EGE’ DE OYUN BOZULDU
AB. 12 mil sorunu. Kural tanımayan yasalar, Sakız. Midilli. Rodos: Sisam, Çılgın partiler, Alabildiğine doğal güzellikler, Yaşanan zorluklar, Uçaklar silahlarla dolu, silahlımı, Silahsız mı uçsun tartışmaları, Sorti üstüne sorti yapılıyor. Devlet politikası olarak iki devlet arasında teklifler artık silahsız uçalım. Bir yandan it dalaşı devam ediyor. Israrla mücadele etmeye çalışan bir devlet ve devletin devlet olmadığını kabul eden bir halk. Öyle bir halk ki devletini kabul etmiyor.

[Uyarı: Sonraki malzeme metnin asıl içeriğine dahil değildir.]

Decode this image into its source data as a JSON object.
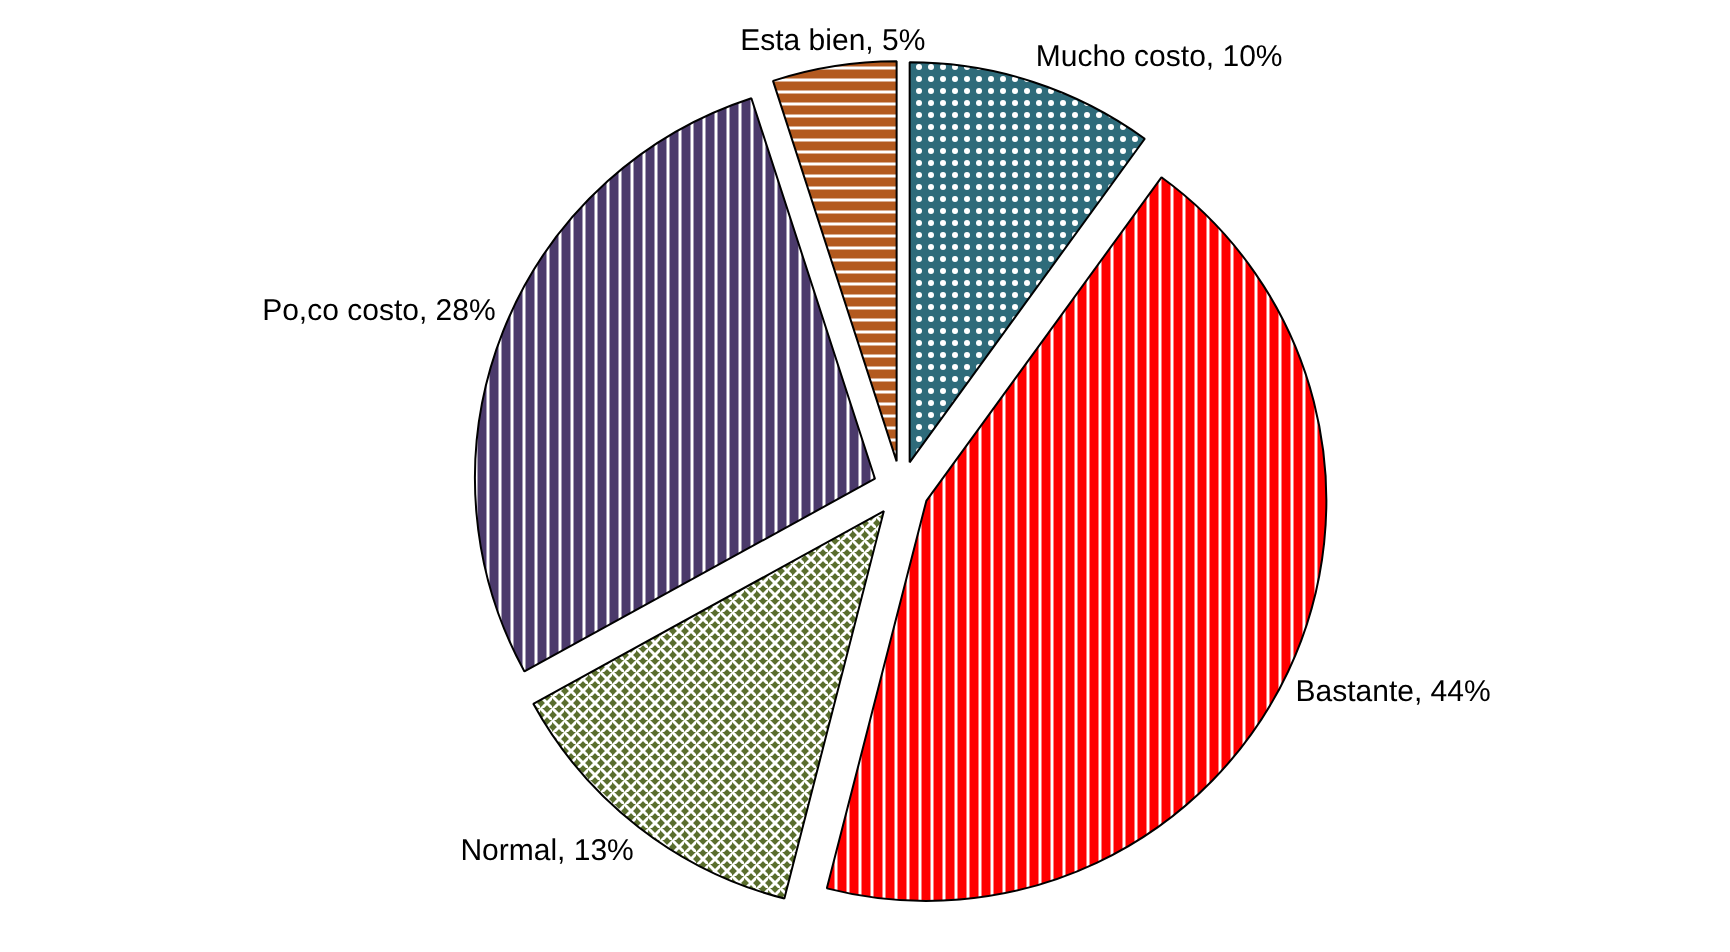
{
  "chart_data": {
    "type": "pie",
    "categories": [
      "Mucho costo",
      "Bastante",
      "Normal",
      "Po,co costo",
      "Esta bien"
    ],
    "values": [
      10,
      44,
      13,
      28,
      5
    ],
    "colors": [
      "#2e6b7a",
      "#ff0000",
      "#5a6e2e",
      "#4b3a6b",
      "#b35a1f"
    ],
    "value_labels": [
      "10%",
      "44%",
      "13%",
      "28%",
      "5%"
    ]
  }
}
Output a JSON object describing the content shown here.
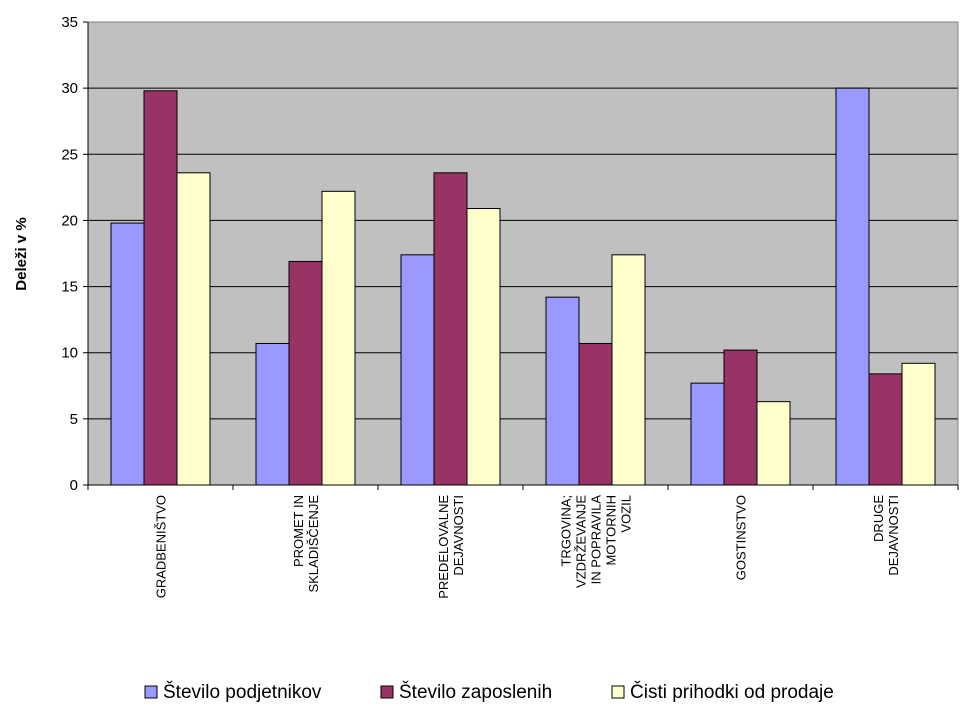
{
  "chart_data": {
    "type": "bar",
    "title": "",
    "xlabel": "",
    "ylabel": "Deleži v %",
    "ylim": [
      0,
      35
    ],
    "yticks": [
      0,
      5,
      10,
      15,
      20,
      25,
      30,
      35
    ],
    "grid": true,
    "legend_position": "bottom",
    "categories": [
      [
        "GRADBENIŠTVO"
      ],
      [
        "PROMET IN",
        "SKLADIŠČENJE"
      ],
      [
        "PREDELOVALNE",
        "DEJAVNOSTI"
      ],
      [
        "TRGOVINA;",
        "VZDRŽEVANJE",
        "IN POPRAVILA",
        "MOTORNIH",
        "VOZIL"
      ],
      [
        "GOSTINSTVO"
      ],
      [
        "DRUGE",
        "DEJAVNOSTI"
      ]
    ],
    "series": [
      {
        "name": "Število podjetnikov",
        "color": "#9999ff",
        "values": [
          19.8,
          10.7,
          17.4,
          14.2,
          7.7,
          30.0
        ]
      },
      {
        "name": "Število zaposlenih",
        "color": "#993366",
        "values": [
          29.8,
          16.9,
          23.6,
          10.7,
          10.2,
          8.4
        ]
      },
      {
        "name": "Čisti prihodki od prodaje",
        "color": "#ffffcc",
        "values": [
          23.6,
          22.2,
          20.9,
          17.4,
          6.3,
          9.2
        ]
      }
    ],
    "colors": {
      "plot_background": "#c0c0c0",
      "gridline": "#000000",
      "bar_outline": "#000000"
    }
  }
}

Hayır! Bugün siyasi yazmak istemiyorum. Hele ki ulusal siyasetten mümkün olduğunca uzak durmak istiyorum. Yani sizlere GAZZE den, Komor bandıralı Türk gemisi sıfatını kaybetmiş MAVİ MARMARA gemisinden veya İnsani yardım gemisinde bulunan Amerikan Gizli Operasyonlar Direktör yardımcısı EDVARD PECK ‘in www.foxnews.com.politics/2010/06/01 o gemide ne işi var diye sorgulamayacağım.
Ben bugün Ege deyim. Ne Rodos tan nede Mikanos tan bahsedeceğim, Ege nin ailesinden kısaca EGE BOZAN’ ın babasından bahsetmek istiyorum.

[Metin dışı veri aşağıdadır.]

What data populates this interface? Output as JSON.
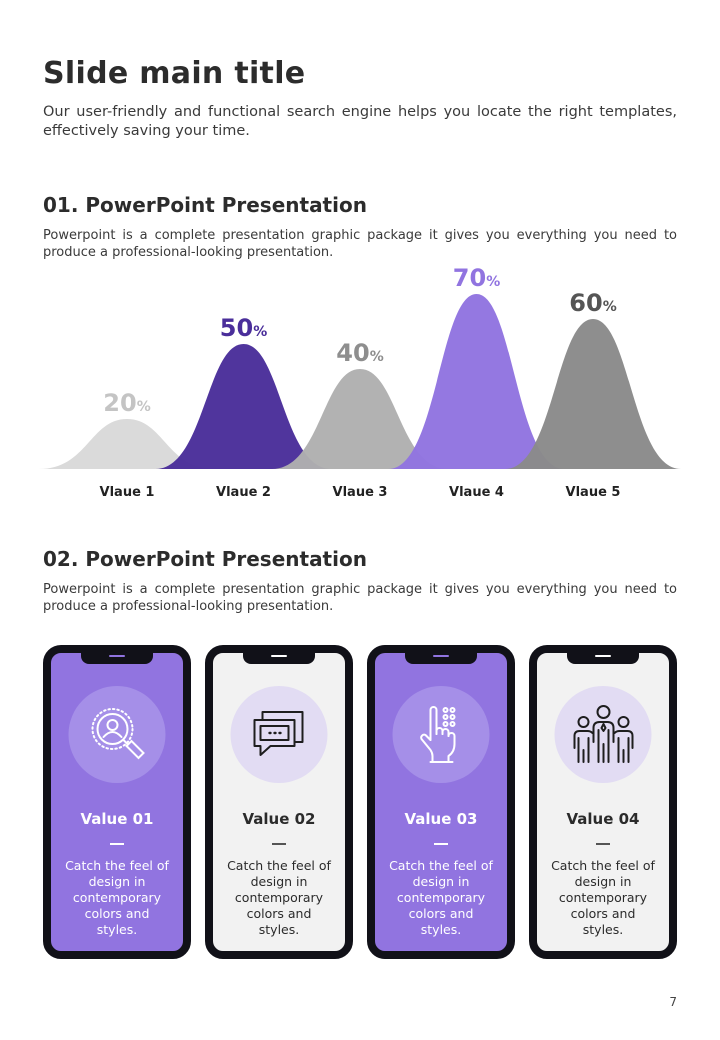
{
  "page": {
    "title": "Slide main title",
    "intro": "Our user-friendly and functional search engine helps you locate the right templates, effectively saving your time.",
    "page_number": "7"
  },
  "section1": {
    "title": "01. PowerPoint Presentation",
    "text": "Powerpoint is a complete presentation graphic package it gives you everything you need to produce a professional-looking presentation."
  },
  "section2": {
    "title": "02. PowerPoint Presentation",
    "text": "Powerpoint is a complete presentation graphic package it gives you everything you need to produce a professional-looking presentation."
  },
  "chart_data": {
    "type": "area",
    "categories": [
      "Vlaue 1",
      "Vlaue 2",
      "Vlaue 3",
      "Vlaue 4",
      "Vlaue 5"
    ],
    "values": [
      20,
      50,
      40,
      70,
      60
    ],
    "unit": "%",
    "colors": [
      "#d9d9d9",
      "#4a2e9a",
      "#b0b0b0",
      "#9174e0",
      "#8a8a8a"
    ],
    "label_colors": [
      "#c4c4c4",
      "#4a2e9a",
      "#8e8e8e",
      "#9174e0",
      "#555555"
    ],
    "ylim": [
      0,
      70
    ],
    "grid": false
  },
  "cards": [
    {
      "title": "Value 01",
      "text": "Catch the feel of design in contemporary colors and styles.",
      "icon": "search-user-icon",
      "theme": "purple"
    },
    {
      "title": "Value 02",
      "text": "Catch the feel of design in contemporary colors and styles.",
      "icon": "chat-bubbles-icon",
      "theme": "light"
    },
    {
      "title": "Value 03",
      "text": "Catch the feel of design in contemporary colors and styles.",
      "icon": "hand-keypad-icon",
      "theme": "purple"
    },
    {
      "title": "Value 04",
      "text": "Catch the feel of design in contemporary colors and styles.",
      "icon": "team-icon",
      "theme": "light"
    }
  ]
}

Ege BOZAN’ı 17 yaşında kaybettik, Bir Sarıyerliyi. Sarıyer Spor Kulübü nü seven ve hayranı olan bir insanı kaybettik. Haklısınız ömrü vefa etmedi. Ben Sarıyer Kulübünün maçlarına gelen EGE den bahsetmiyeceğim, o zaman derin yaralar açarım herkesin gönül içinde, ben en iyisi Ege’nin babasından bahsedeyim.
Hatırlarsınız 2009 yılın Aralık ayında bir “OYUN BİTTİ” köşe yazım vardı. Sanırım mesajı anladınız.

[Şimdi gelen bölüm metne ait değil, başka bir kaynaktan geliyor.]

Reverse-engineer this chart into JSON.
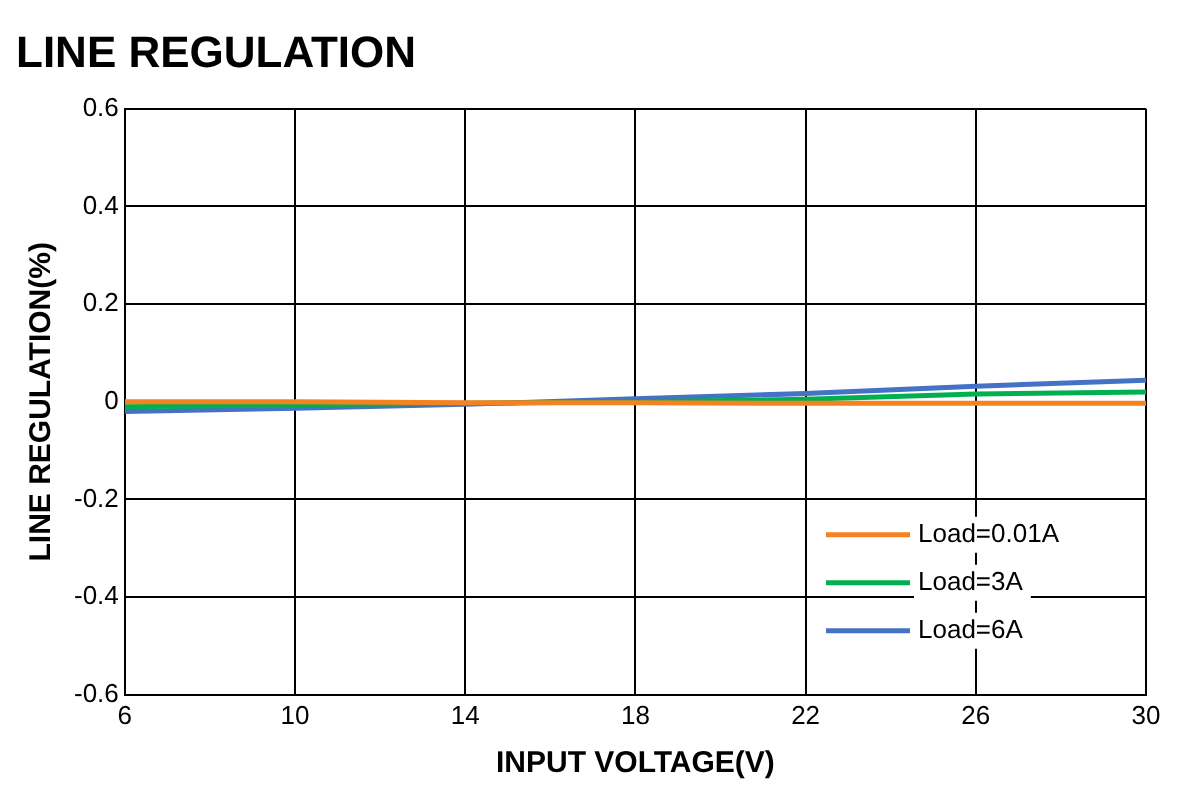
{
  "chart_data": {
    "type": "line",
    "title": "LINE REGULATION",
    "xlabel": "INPUT VOLTAGE(V)",
    "ylabel": "LINE REGULATION(%)",
    "x": [
      6,
      10,
      14,
      18,
      22,
      26,
      30
    ],
    "series": [
      {
        "name": "Load=0.01A",
        "color": "#f58220",
        "values": [
          0,
          0,
          -0.002,
          -0.002,
          -0.003,
          -0.003,
          -0.003
        ]
      },
      {
        "name": "Load=3A",
        "color": "#00b050",
        "values": [
          -0.01,
          -0.006,
          -0.003,
          0,
          0.005,
          0.016,
          0.02
        ]
      },
      {
        "name": "Load=6A",
        "color": "#4472c4",
        "values": [
          -0.02,
          -0.013,
          -0.005,
          0.006,
          0.017,
          0.032,
          0.044
        ]
      }
    ],
    "xlim": [
      6,
      30
    ],
    "xticks": [
      6,
      10,
      14,
      18,
      22,
      26,
      30
    ],
    "ylim": [
      -0.6,
      0.6
    ],
    "yticks": [
      -0.6,
      -0.4,
      -0.2,
      0,
      0.2,
      0.4,
      0.6
    ],
    "grid": true,
    "legend": "bottom right",
    "marker": "none",
    "line_style": "solid"
  }
}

Yani! Bana şans verin diyerek, Babacan insanlardan icazet, Yardım ve destek alınarak oluşturulan Yönetim Kurulu ve Başkanından, Zaman zaman yardım aldığı kulübün duayenleri ni, Koltuk sahibi olduktan sonra hiçe sayarak yerden yere vuran, Tribünden geldim diyerek Başkanken taraftar zihniyetiyle davranıp kulübün genel ilke ve felsefesine karşı duran, Görevdeyken Divanı hiçe sayıp, Sonra kendisi Divanda yönetimde görev almak için çırpınan, Mevki ve kariyer içerisinde olduğu halde yerinin kıymetini bilmeyen bir Başkandan bahsetmiyorum!
Ben Sarıyer Spor Kulübü Başkanından Bahsediyorum:
Resmi kanalların yardımları ne olacak? Bu kadar bilincsizce harcanan paralar ne olacak. Siz vermiş olduğunuz paralar karşılığında makbuz almışsınız. Bu parayı geri alacakmısınız?
“ Arkadaşlar malum 34 madde neticesinde sizlere merhaba ve hoş geldiniz demekten başka yapacak bir şeyim yok” ve laf hemen karambole getiriliyor bilinçli olarak. Evet yardım aldık. Hadi bakalım spekilasyonlar ve akabinde görevden taksimetre açılması. Yakışır mı bu!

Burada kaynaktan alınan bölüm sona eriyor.